“No ai rigassificatori, sì alle rinnovabili”, manifestazione a Ravenna
Con i due co-portavoce regionali Silvia Zamboni e Paolo Galletti e con attivisti ed eletti ed elette provenienti da tutto il territorio regionale, oggi, 6 maggio, i Verdi-Europa Verde Emilia-Romagna parteciperanno alla manifestazione nazionale a Ravenna Per la giustizia climatica liberiamoci dal fossile
“Non è di rigassificatori in funzione per 25 anni – per di più sostenuti da sussidi di fonte governativa – che ha bisogno il nostro Paese. Nell'inverno appena trascorso abbiamo addirittura esportato gas all'estero. L’Italia invece deve e può diventare l’hub delle rinnovabili, altro che hub europeo del gas come invece vuole il governo Meloni”, dichiarano Paolo Galletti, co-portavoce regionale di Europa Verde e Silvia Zamboni, capogruppo di Europa Verde e vicepresidente dell’Assemblea legislativa dell’Emilia-Romagna.
“Le devastazioni e gli allagamenti di questi giorni causati da piogge torrenziali che facevano seguito a mesi di siccità dovrebbero aver aperto gli occhi anche ai più ostinati negazionisti: i cambiamenti climatici sono già in corso. Bisogna quindi accelerare la fuoriuscita dall’era fossile, e non continuare ad investire su queste fonti”.
“Negli anni ’80, grazie anche ai Verdi, a Ravenna si scelse di non fare la prevista centrale a carbone e di alimentarla invece a gas metano, come avvio della transizione verso l’uso delle rinnovabili che allora in Italia (non in California) compivano i primi passi. A quarant'anni di distanza le rinnovabili sono tecnologicamente più che mature ed economicamente più convenienti, visto che sole e vento li abbiamo gratis”, sottolineano Galletti e Zamboni.

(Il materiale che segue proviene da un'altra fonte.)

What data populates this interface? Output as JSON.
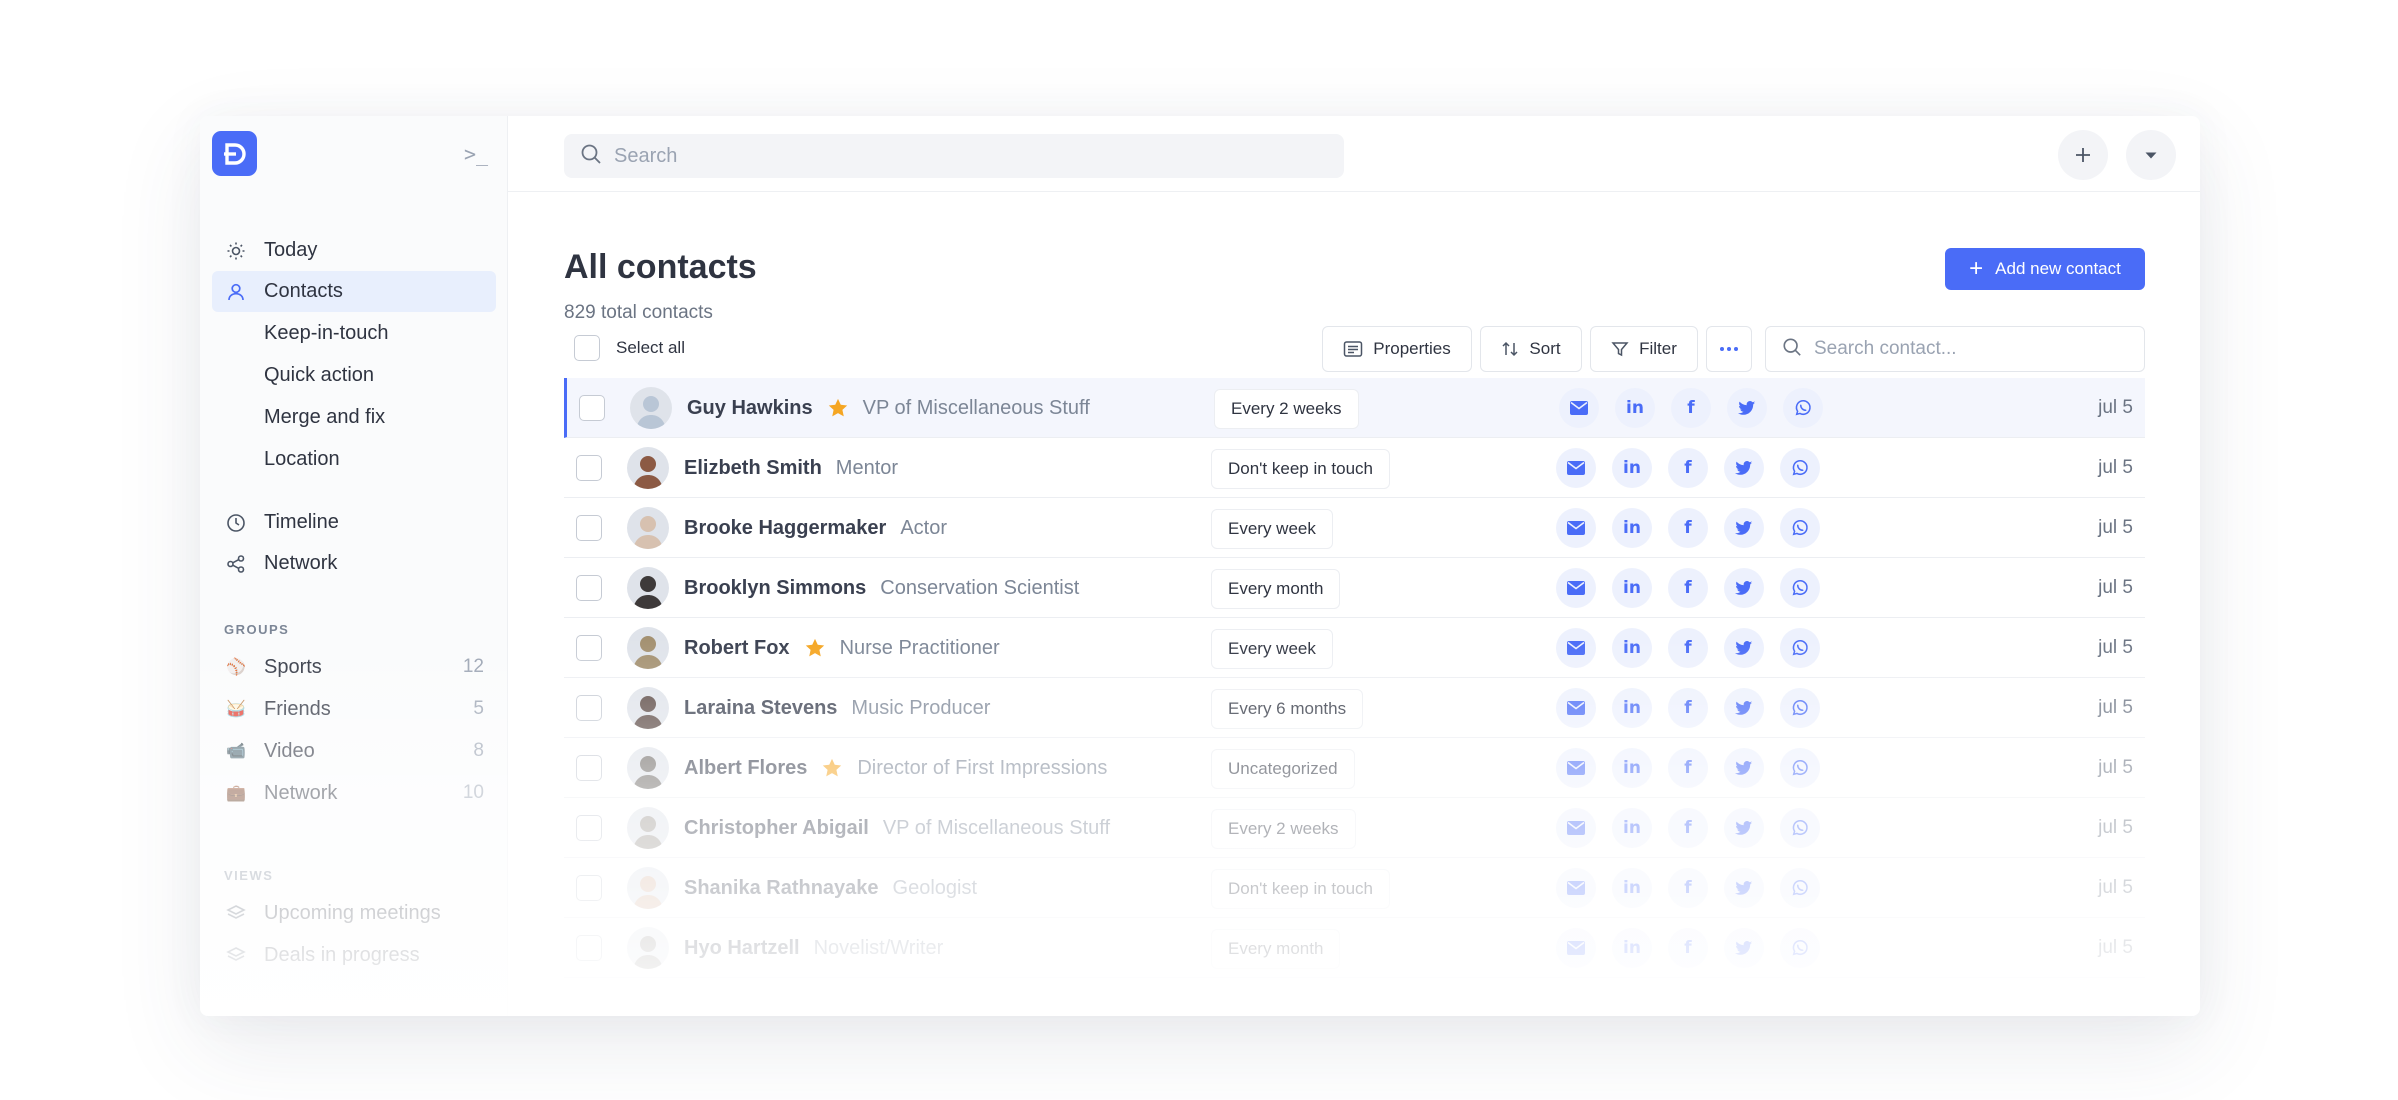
{
  "sidebar": {
    "nav": [
      {
        "label": "Today",
        "icon": "sun-icon"
      },
      {
        "label": "Contacts",
        "icon": "user-icon",
        "active": true
      }
    ],
    "sub_items": [
      "Keep-in-touch",
      "Quick action",
      "Merge and fix",
      "Location"
    ],
    "nav2": [
      {
        "label": "Timeline",
        "icon": "clock-icon"
      },
      {
        "label": "Network",
        "icon": "share-icon"
      }
    ],
    "groups_label": "GROUPS",
    "groups": [
      {
        "label": "Sports",
        "count": "12",
        "emoji": "⚾"
      },
      {
        "label": "Friends",
        "count": "5",
        "emoji": "🥁"
      },
      {
        "label": "Video",
        "count": "8",
        "emoji": "📹"
      },
      {
        "label": "Network",
        "count": "10",
        "emoji": "💼"
      }
    ],
    "views_label": "VIEWS",
    "views": [
      "Upcoming meetings",
      "Deals in progress"
    ]
  },
  "topbar": {
    "search_placeholder": "Search"
  },
  "main": {
    "title": "All contacts",
    "subtitle": "829 total contacts",
    "add_label": "Add new contact",
    "select_all": "Select all",
    "properties_label": "Properties",
    "sort_label": "Sort",
    "filter_label": "Filter",
    "contact_search_placeholder": "Search contact..."
  },
  "contacts": [
    {
      "name": "Guy Hawkins",
      "starred": true,
      "title": "VP of Miscellaneous Stuff",
      "frequency": "Every 2 weeks",
      "date": "jul 5",
      "avatar_color": "#b9c6d6"
    },
    {
      "name": "Elizbeth Smith",
      "starred": false,
      "title": "Mentor",
      "frequency": "Don't keep in touch",
      "date": "jul 5",
      "avatar_color": "#8c5a44"
    },
    {
      "name": "Brooke Haggermaker",
      "starred": false,
      "title": "Actor",
      "frequency": "Every week",
      "date": "jul 5",
      "avatar_color": "#d7c1b0"
    },
    {
      "name": "Brooklyn Simmons",
      "starred": false,
      "title": "Conservation Scientist",
      "frequency": "Every month",
      "date": "jul 5",
      "avatar_color": "#3e3a3a"
    },
    {
      "name": "Robert Fox",
      "starred": true,
      "title": "Nurse Practitioner",
      "frequency": "Every week",
      "date": "jul 5",
      "avatar_color": "#a39070"
    },
    {
      "name": "Laraina Stevens",
      "starred": false,
      "title": "Music Producer",
      "frequency": "Every 6 months",
      "date": "jul 5",
      "avatar_color": "#5b4944"
    },
    {
      "name": "Albert Flores",
      "starred": true,
      "title": "Director of First Impressions",
      "frequency": "Uncategorized",
      "date": "jul 5",
      "avatar_color": "#6e6a66"
    },
    {
      "name": "Christopher Abigail",
      "starred": false,
      "title": "VP of Miscellaneous Stuff",
      "frequency": "Every 2 weeks",
      "date": "jul 5",
      "avatar_color": "#9e9993"
    },
    {
      "name": "Shanika Rathnayake",
      "starred": false,
      "title": "Geologist",
      "frequency": "Don't keep in touch",
      "date": "jul 5",
      "avatar_color": "#d8b8a4"
    },
    {
      "name": "Hyo Hartzell",
      "starred": false,
      "title": "Novelist/Writer",
      "frequency": "Every month",
      "date": "jul 5",
      "avatar_color": "#8e8a86"
    }
  ],
  "social_icons": [
    "mail-icon",
    "linkedin-icon",
    "facebook-icon",
    "twitter-icon",
    "whatsapp-icon"
  ],
  "colors": {
    "accent": "#4a6cf7",
    "star": "#f5a623"
  }
}
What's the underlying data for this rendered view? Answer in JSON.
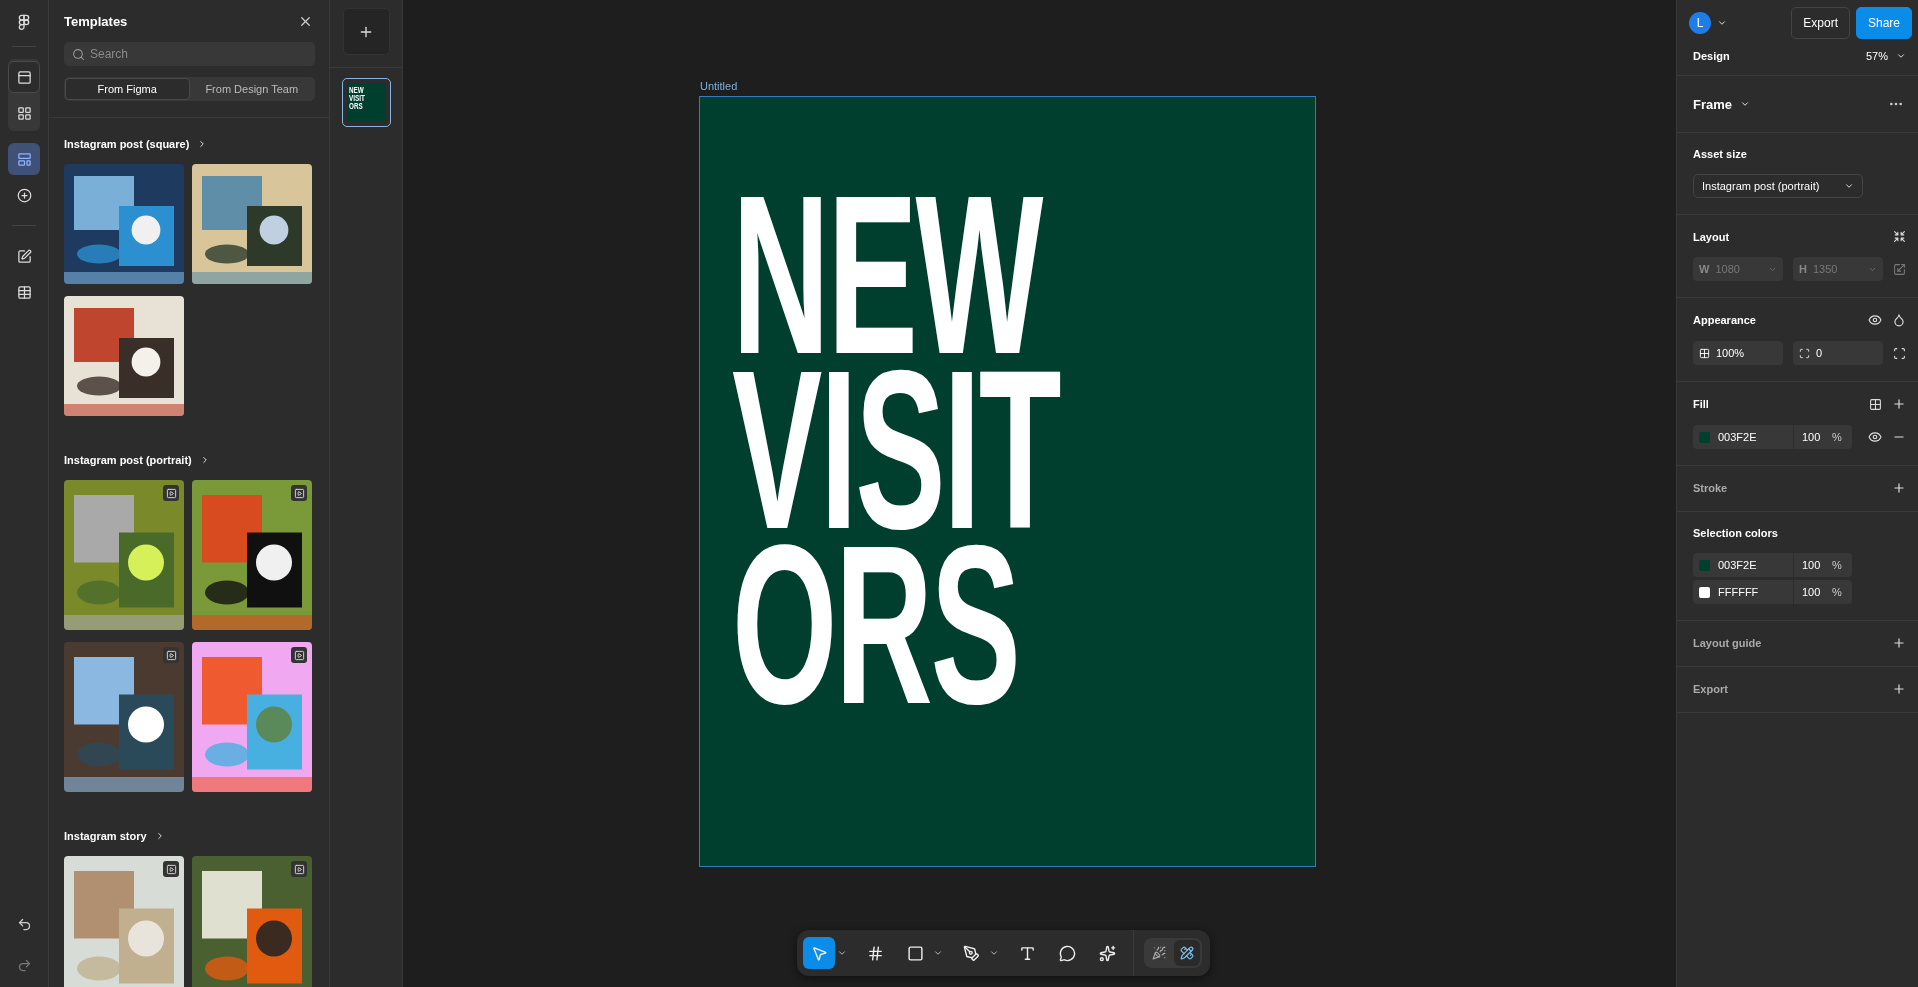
{
  "rail": {
    "group_items": [
      {
        "kind": "layers",
        "selected": true
      },
      {
        "kind": "assets",
        "selected": false
      }
    ],
    "items": [
      {
        "kind": "templates",
        "selected": true
      },
      {
        "kind": "plugins",
        "selected": false
      },
      {
        "kind": "edit",
        "selected": false
      },
      {
        "kind": "table",
        "selected": false
      }
    ]
  },
  "templates_panel": {
    "title": "Templates",
    "search": {
      "placeholder": "Search"
    },
    "tabs": [
      {
        "label": "From Figma",
        "selected": true
      },
      {
        "label": "From Design Team",
        "selected": false
      }
    ],
    "sections": [
      {
        "title": "Instagram post (square)",
        "items": [
          {
            "kind": "picture",
            "video": false
          },
          {
            "kind": "picture",
            "video": false
          },
          {
            "kind": "picture",
            "video": false
          }
        ]
      },
      {
        "title": "Instagram post (portrait)",
        "items": [
          {
            "kind": "picture",
            "video": true
          },
          {
            "kind": "picture",
            "video": true
          },
          {
            "kind": "picture",
            "video": true
          },
          {
            "kind": "picture",
            "video": true
          }
        ]
      },
      {
        "title": "Instagram story",
        "items": [
          {
            "kind": "picture",
            "video": true
          },
          {
            "kind": "picture",
            "video": true
          }
        ]
      }
    ]
  },
  "pages": {
    "thumbnails": [
      {
        "lines": [
          "NEW",
          "VISIT",
          "ORS"
        ],
        "selected": true
      }
    ]
  },
  "canvas": {
    "frame_label": "Untitled",
    "headline": [
      "NEW",
      "VISIT",
      "ORS"
    ]
  },
  "toolbar": {
    "tools": [
      {
        "kind": "move",
        "selected": true,
        "menu": true
      },
      {
        "kind": "frame",
        "selected": false,
        "menu": false
      },
      {
        "kind": "shape",
        "selected": false,
        "menu": true
      },
      {
        "kind": "pen",
        "selected": false,
        "menu": true
      },
      {
        "kind": "text",
        "selected": false,
        "menu": false
      },
      {
        "kind": "comment",
        "selected": false,
        "menu": false
      },
      {
        "kind": "ai",
        "selected": false,
        "menu": false
      }
    ],
    "modes": [
      {
        "kind": "draw",
        "selected": false
      },
      {
        "kind": "design",
        "selected": true
      }
    ]
  },
  "header": {
    "avatar": "L",
    "buttons": [
      {
        "label": "Export",
        "primary": false
      },
      {
        "label": "Share",
        "primary": true
      }
    ]
  },
  "design": {
    "tab": "Design",
    "zoom": "57%"
  },
  "frame": {
    "title": "Frame"
  },
  "asset_size": {
    "title": "Asset size",
    "value": "Instagram post (portrait)"
  },
  "layout": {
    "title": "Layout",
    "fields": [
      {
        "label": "W",
        "value": "1080",
        "disabled": true
      },
      {
        "label": "H",
        "value": "1350",
        "disabled": true
      }
    ]
  },
  "appearance": {
    "title": "Appearance",
    "opacity": "100%",
    "radius": "0"
  },
  "fill": {
    "title": "Fill",
    "items": [
      {
        "hex": "003F2E",
        "opacity": "100",
        "unit": "%",
        "color": "#003f2e"
      }
    ]
  },
  "stroke": {
    "title": "Stroke"
  },
  "selection_colors": {
    "title": "Selection colors",
    "items": [
      {
        "hex": "003F2E",
        "opacity": "100",
        "unit": "%",
        "color": "#003f2e"
      },
      {
        "hex": "FFFFFF",
        "opacity": "100",
        "unit": "%",
        "color": "#ffffff"
      }
    ]
  },
  "layout_guide": {
    "title": "Layout guide"
  },
  "export": {
    "title": "Export"
  }
}
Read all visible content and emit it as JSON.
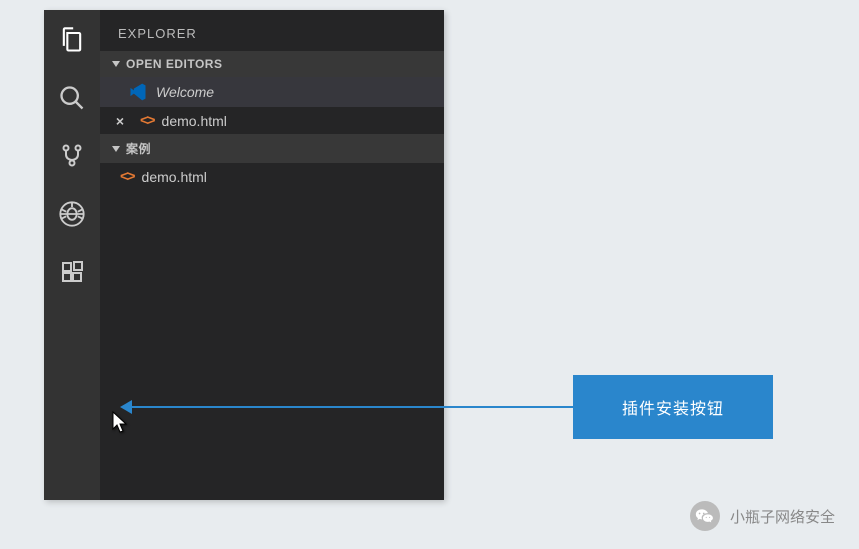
{
  "sidebar": {
    "title": "EXPLORER",
    "sections": {
      "openEditors": {
        "label": "OPEN EDITORS",
        "items": [
          {
            "label": "Welcome",
            "icon": "vscode-logo"
          },
          {
            "label": "demo.html",
            "icon": "html",
            "closable": true
          }
        ]
      },
      "folder": {
        "label": "案例",
        "items": [
          {
            "label": "demo.html",
            "icon": "html"
          }
        ]
      }
    }
  },
  "callout": {
    "label": "插件安装按钮"
  },
  "footer": {
    "label": "小瓶子网络安全"
  }
}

“Ma mentre il governo Draghi ha accordato procedure accelerate per autorizzare il rigassificatore di Ravenna, a rischio di irregolarità che ora sono oggetto di una interrogazione parlamentare del deputato di Europa Verde Angelo Bonelli, per il parco eolico di Rimino e quello eolico-solare di Ravenna si è ancora in stand-by. Ravenna deve liberarsi dalla dipendenza dall’economia Oil&Gas dettata dall’Eni. Ora è possibile completare la transizione energetica iniziata 40 anni fa e voltare definitivamente pagina grazie alle fonti pulite e rinnovabili. Fossilizzarsi su Oil&Gas non ha futuro. Guardiamo alla Germania, prima potenza in Europa, che al 2030 vuole produrre l’80% di energia da rinnovabili!” aggiungono Galletti e Zamboni.
“In questo contesto, appare ancor più grave la decisione dell’ultima ora di Comune e Prefettura di modificare il percorso del corteo di domani facendolo scorrere in strade secondarie, poco frequentate, e con il divieto di concludersi, come previsto, in Piazza del Popolo. Una decisione che assume i connotati di una esplicita prevaricazione del diritto a manifestare. Avere paura di chi sostiene sole e vento è però anche dimostrazione di arretratezza culturale e di grande miopia politica. Come Verdi, oggi come ieri e domani continueremo a batterci per le tecnologie a zero CO2 e zero inquinanti atmosferici. Ce lo chiedono l’emergenza climatica, la nostra salute, il futuro delle nuove generazioni”, concludono Galletti e Zamboni.